Seolah tutup mata dan tutup telinga, rezim militer Myanmar bergeming dengan langkahnya. Perlu terobosan diplomatik untuk lebih menekan mereka.
Oleh
REDAKSI
·2 menit baca
Seolah tutup mata dan tutup telinga, rezim militer Myanmar bergeming dengan langkahnya. Perlu terobosan diplomatik untuk lebih menekan mereka.
Bukan hanya tak mengindahkan desakan komunitas internasional, militer Myanmar seperti unjuk dada dengan menjatuhkan dakwaan kedua terhadap pemimpin Liga Nasional untuk Demokrasi (NLD), Aung San Suu Kyi. Dakwaan kedua, yakni pelanggaran atas Undang-Undang Bencana Alam, diungkapkan pengacara Suu Kyi.
Sebelumnya, Suu Kyi didakwa mengimpor secara ilegal peralatan walkie-talkie. Desakan internasional, senada dengan tuntutan pengunjuk rasa lebih dari sepekan terakhir agar Suu Kyi, aktivis, dan politisi, termasuk Presiden Win Myint, dibebaskan, tak dipedulikan.
Dalam konferensi pers pertamanya sejak kudeta 1 Februari lalu, Selasa (16/2/2021), juru bicara militer berupaya memainkan kontranarasi, dengan menyatakan tindakan mereka bukanlah kudeta, melainkan upaya membereskan apa yang mereka klaim—tanpa bukti—sebagai ”kecurangan” dalam pemilu, November 2020. Tatmadaw, sebutan militer Myanmar, menjanjikan akan menggelar pemilu dan menyerahkan kekuasaan kepada pemenang pemilu kelak. Kapan dan bagaimana pemilu akan digelar tidak disinggung. Saat merebut kekuasaan pada awal bulan ini, militer Myanmar menetapkan masa darurat selama satu tahun.
Melihat langkah yang diambil, sulit berharap rezim militer di negara itu bakal memenuhi aspirasi pengunjuk rasa maupun desakan masyarakat internasional, termasuk ASEAN yang ”mendorong dialog, rekonsiliasi, dan kembali pada keadaan normal sesuai kehendak dan kepentingan rakyat Myanmar”.
Hingga Rabu (17/2/2021), bukan hanya tak terlihat tanda akan berdialog, misalnya dengan NLD, rezim militer memilih langkah represif. Tambahan dakwaan adalah contohnya.

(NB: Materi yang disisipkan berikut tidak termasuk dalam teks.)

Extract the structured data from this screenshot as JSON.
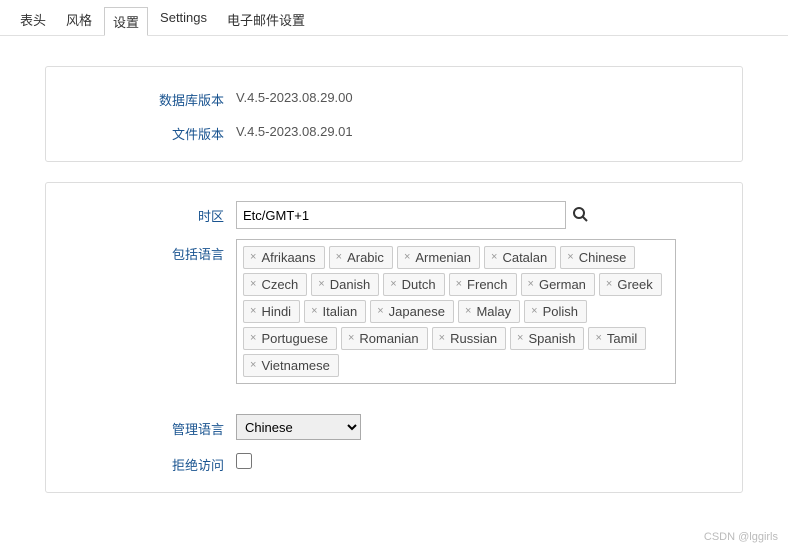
{
  "tabs": {
    "items": [
      {
        "label": "表头",
        "active": false
      },
      {
        "label": "风格",
        "active": false
      },
      {
        "label": "设置",
        "active": true
      },
      {
        "label": "Settings",
        "active": false
      },
      {
        "label": "电子邮件设置",
        "active": false
      }
    ]
  },
  "versions": {
    "db_label": "数据库版本",
    "db_value": "V.4.5-2023.08.29.00",
    "file_label": "文件版本",
    "file_value": "V.4.5-2023.08.29.01"
  },
  "settings": {
    "timezone_label": "时区",
    "timezone_value": "Etc/GMT+1",
    "include_langs_label": "包括语言",
    "langs": [
      "Afrikaans",
      "Arabic",
      "Armenian",
      "Catalan",
      "Chinese",
      "Czech",
      "Danish",
      "Dutch",
      "French",
      "German",
      "Greek",
      "Hindi",
      "Italian",
      "Japanese",
      "Malay",
      "Polish",
      "Portuguese",
      "Romanian",
      "Russian",
      "Spanish",
      "Tamil",
      "Vietnamese"
    ],
    "admin_lang_label": "管理语言",
    "admin_lang_value": "Chinese",
    "deny_access_label": "拒绝访问",
    "deny_access_checked": false
  },
  "watermark": "CSDN @lggirls"
}
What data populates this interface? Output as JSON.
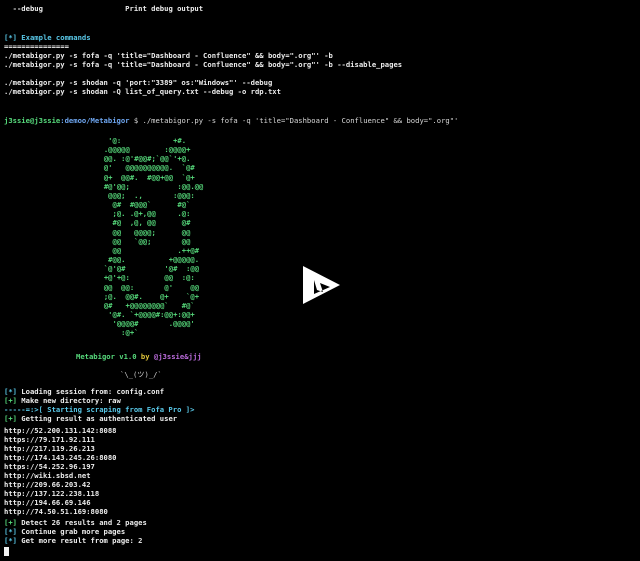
{
  "help_line": {
    "flag": "  --debug",
    "description": "Print debug output"
  },
  "example": {
    "marker": "[*]",
    "title": " Example commands",
    "underline": "===============",
    "commands": [
      "./metabigor.py -s fofa -q 'title=\"Dashboard - Confluence\" && body=\".org\"' -b",
      "./metabigor.py -s fofa -q 'title=\"Dashboard - Confluence\" && body=\".org\"' -b --disable_pages",
      "./metabigor.py -s shodan -q 'port:\"3389\" os:\"Windows\"' --debug",
      "./metabigor.py -s shodan -Q list_of_query.txt --debug -o rdp.txt"
    ]
  },
  "prompt": {
    "user_host": "j3ssie@j3ssie",
    "path": ":demoo/Metabigor",
    "symbol": " $ ",
    "command": "./metabigor.py -s fofa -q 'title=\"Dashboard - Confluence\" && body=\".org\"'"
  },
  "logo_art": [
    "                         '@:            +#.",
    "                        .@@@@@        :@@@@+",
    "                        @@. :@'#@@#;`@@`'+@.",
    "                        @'   @@@@@@@@@@.  `@#",
    "                        @+  @@#.  #@@+@@  `@+",
    "                        #@'@@;           :@@.@@",
    "                         @@@;  .,       :@@@:",
    "                          @#  #@@@`      #@`",
    "                          ;@. .@+,@@     .@:",
    "                          #@  ,@, @@      @#",
    "                          @@   @@@@;      @@",
    "                          @@   `@@;       @@",
    "                          @@             .++@#",
    "                         #@@.          +@@@@@.",
    "                        `@'@#         '@#  :@@",
    "                        +@'+@:        @@  :@:",
    "                        @@  @@:       @'    @@",
    "                        ;@.  @@#.    @+    `@+",
    "                        @#   +@@@@@@@@`   #@`",
    "                         '@#. `+@@@@#:@@+:@@+",
    "                          '@@@@#       .@@@@'",
    "                            :@+`"
  ],
  "banner": {
    "name": "Metabigor",
    "version": " v1.0",
    "by": " by ",
    "author": "@j3ssie&jjj",
    "face": "`\\_(ツ)_/`"
  },
  "output": {
    "loading": {
      "marker": "[*]",
      "text": " Loading session from: config.conf"
    },
    "mkdir": {
      "marker": "[+]",
      "text": " Make new directory: raw"
    },
    "scraping": "-----=:>[ Starting scraping from Fofa Pro ]>",
    "auth": {
      "marker": "[+]",
      "text": " Getting result as authenticated user"
    },
    "results": [
      "http://52.200.131.142:8088",
      "https://79.171.92.111",
      "http://217.119.26.213",
      "http://174.143.245.26:8080",
      "https://54.252.96.197",
      "http://wiki.sbsd.net",
      "http://209.66.203.42",
      "http://137.122.238.118",
      "http://194.66.69.146",
      "http://74.50.51.169:8080"
    ],
    "detect": {
      "marker": "[+]",
      "text": " Detect 26 results and 2 pages"
    },
    "continue": {
      "marker": "[*]",
      "text": " Continue grab more pages"
    },
    "more": {
      "marker": "[*]",
      "text": " Get more result from page: 2"
    }
  },
  "colors": {
    "background": "#000000",
    "cyan": "#59c8e8",
    "green": "#56d97b",
    "play_button": "#ffffff"
  },
  "overlay_icon": "play-button-icon"
}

Bagaimana jalan keluar atau solusi atas krisis politik di Myanmar? Perlukah menggunakan ”sanksi”, bahasa yang kerap digunakan negara Barat untuk menekan pihak yang tak sesuai harapan mereka? Menteri Luar Negeri Retno LP Marsudi menyebut krisis di Myanmar sebagai ”situasi yang delicate”, untuk menggambarkan peliknya situasi di negara itu. Saat bertemu Menlu Brunei Dato Erywan di Bandar Seri Begawan, Rabu kemarin, Retno meyakini mekanisme ASEAN sebagai cara paling tepat menyelesaikan krisis di Myanmar.
Seperti apa dan bagaimana proses dalam mekanisme ASEAN akan berjalan, menarik untuk dicermati. Meskipun ada panduan, seperti tertera dalam Piagam ASEAN, pada level ASEAN juga tak mudah menyatukan pandangan guna mencari solusi krisis Myanmar.
Sejak awal, anggota ASEAN berbeda dalam memandang isu kudeta Myanmar. Thailand, Filipina, dan Kamboja, misalnya, menganggap hal itu urusan internal Myanmar. Singapura juga menolak perluasan sanksi bagi Myanmar.
Perbedaan pandangan itu mencerminkan kepentingan setiap negara terkait Myanmar. Butuh keterampilan dan keuletan diplomasi untuk menyatukan perbedaan pandangan tersebut.